18 Feb 2022.
Recently, researchers traced the tectonic evolution of “Greater Maldive Ridge (GMR)” which is a geodynamic feature in western Indian Ocean.
- The tectonic evolution can help in reconstruct the original Gondwanaland fracture.
- This feature led to present-day configuration of continents, continental fragments, as well as formation of ocean basins in the Indian Ocean.
Key Findings of the team:
- The team found that, Maldive Ridge might have formed in close vicinity of Mid-Oceanic Ridge, where new ocean floor is created due to divergent motion of spreading centre or lithospheric plates.
- They also concluded that, Deep-Sea Channel region (DSC) may probably be oceanic in nature, because of presence of underplated materials associated with hotspot volcanism.

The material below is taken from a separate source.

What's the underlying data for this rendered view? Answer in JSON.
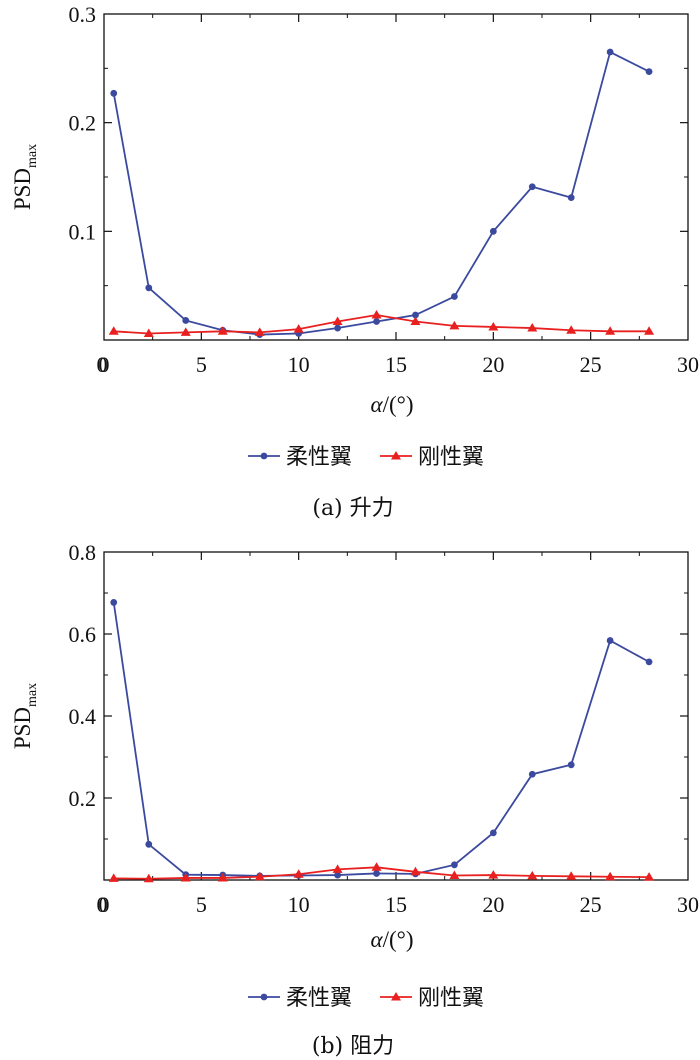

- Researchers chalked possible geological cross-sections along the GMR, with the help of high-resolution gravity data derived from satellite.
Three-dimensional picture along GMR
Research team used gravity anomalies to form a three-dimensional picture of variation along the Greater Maldive Ridge and adjoining ocean basins.

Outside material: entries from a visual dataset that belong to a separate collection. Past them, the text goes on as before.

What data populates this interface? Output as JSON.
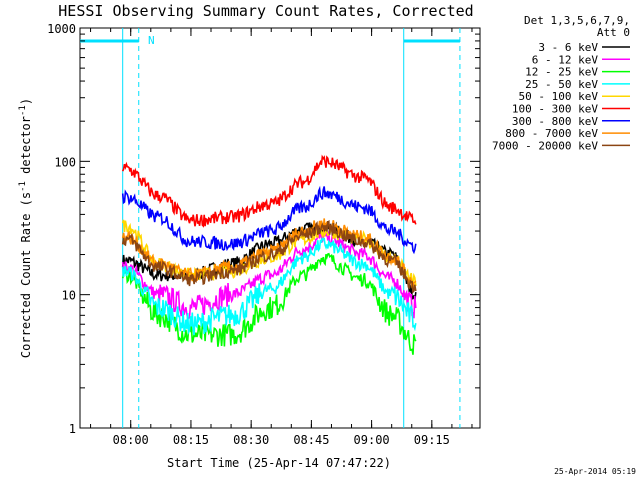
{
  "chart_data": {
    "type": "line",
    "title": "HESSI Observing Summary Count Rates, Corrected",
    "xlabel": "Start Time (25-Apr-14 07:47:22)",
    "ylabel": "Corrected Count Rate (s⁻¹ detector⁻¹)",
    "ylabel_main": "Corrected Count Rate (s",
    "ylabel_mid": " detector",
    "ylabel_end": ")",
    "ylabel_sup": "-1",
    "yscale": "log",
    "ylim": [
      1,
      1000
    ],
    "xlim": [
      "07:47:22",
      "09:27:00"
    ],
    "grid": false,
    "x_ticks": [
      "08:00",
      "08:15",
      "08:30",
      "08:45",
      "09:00",
      "09:15"
    ],
    "y_ticks": [
      "1",
      "10",
      "100",
      "1000"
    ],
    "legend_header": [
      "Det 1,3,5,6,7,9,",
      "Att 0"
    ],
    "legend_position": "top-right outside",
    "footer_stamp": "25-Apr-2014 05:19",
    "night_marker_label": "N",
    "data_window": [
      "07:58",
      "09:11"
    ],
    "markers": {
      "solid_lines": [
        "07:58",
        "09:08"
      ],
      "dashed_lines": [
        "08:02",
        "09:22"
      ],
      "bars": [
        [
          "07:47:22",
          "08:02"
        ],
        [
          "09:08",
          "09:22"
        ]
      ]
    },
    "series": [
      {
        "name": "3 - 6 keV",
        "color": "#000000",
        "values": [
          18,
          14,
          14,
          17,
          24,
          31,
          32,
          25,
          20,
          10
        ]
      },
      {
        "name": "6 - 12 keV",
        "color": "#ff00ff",
        "values": [
          16,
          10,
          8,
          10,
          14,
          22,
          27,
          20,
          13,
          8
        ]
      },
      {
        "name": "12 - 25 keV",
        "color": "#00ff00",
        "values": [
          14,
          7,
          5,
          5,
          8,
          14,
          19,
          13,
          7,
          4.2
        ]
      },
      {
        "name": "25 - 50 keV",
        "color": "#00ffff",
        "values": [
          15,
          8,
          6,
          7,
          11,
          19,
          24,
          17,
          10,
          6.5
        ]
      },
      {
        "name": "50 - 100 keV",
        "color": "#ffd700",
        "values": [
          33,
          17,
          14,
          15,
          19,
          26,
          30,
          26,
          19,
          12.5
        ]
      },
      {
        "name": "100 - 300 keV",
        "color": "#ff0000",
        "values": [
          88,
          55,
          36,
          38,
          48,
          70,
          100,
          75,
          45,
          36
        ]
      },
      {
        "name": "300 - 800 keV",
        "color": "#0000ff",
        "values": [
          54,
          38,
          25,
          24,
          30,
          45,
          58,
          45,
          30,
          23
        ]
      },
      {
        "name": "800 - 7000 keV",
        "color": "#ff8c00",
        "values": [
          27,
          17,
          14,
          16,
          21,
          30,
          34,
          27,
          19,
          12
        ]
      },
      {
        "name": "7000 - 20000 keV",
        "color": "#8b4513",
        "values": [
          26,
          16,
          13,
          15,
          20,
          28,
          32,
          25,
          18,
          11.5
        ]
      }
    ],
    "sample_times": [
      "07:59",
      "08:07",
      "08:15",
      "08:25",
      "08:35",
      "08:43",
      "08:48",
      "08:58",
      "09:05",
      "09:11"
    ]
  }
}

State of Gravitational Equilibrium
- Study provides the crustal architecture as well as the state of gravitational equilibrium between Earth’s crust and mantle of the GMR segment of larger Chagos-Laccadive Ridge (CLR) system.
- It was found that, Moho is deeper across Maldive Ridge (MR) segment and shallows southwards in Deep-Sea Channel region (DSC).
- However, effective elastic thickness values were lower over MR compared in DSC region.
About Maldive Ridge
- The Maldive Ridge is located in the western Indian Ocean, southwest of India. It is aseismic, that is not associated with earthquake activities. The ridge largely remains uninvestigated.
- It is of most importance to gain knowledge on structure and geodynamics of such structures. It is a submarine ridge, extends from western shore of Hindustan Peninsula to Arabian-Indian Ridge.
- It is about 3000 km in length, 200-450 km in width and have the elevation of 2-5 km.
- Peaks of this ridge rise above the water, to form coral islands (atolls) namely, the Laccadive Islands, Chagos Archipelago and Maldive Islands.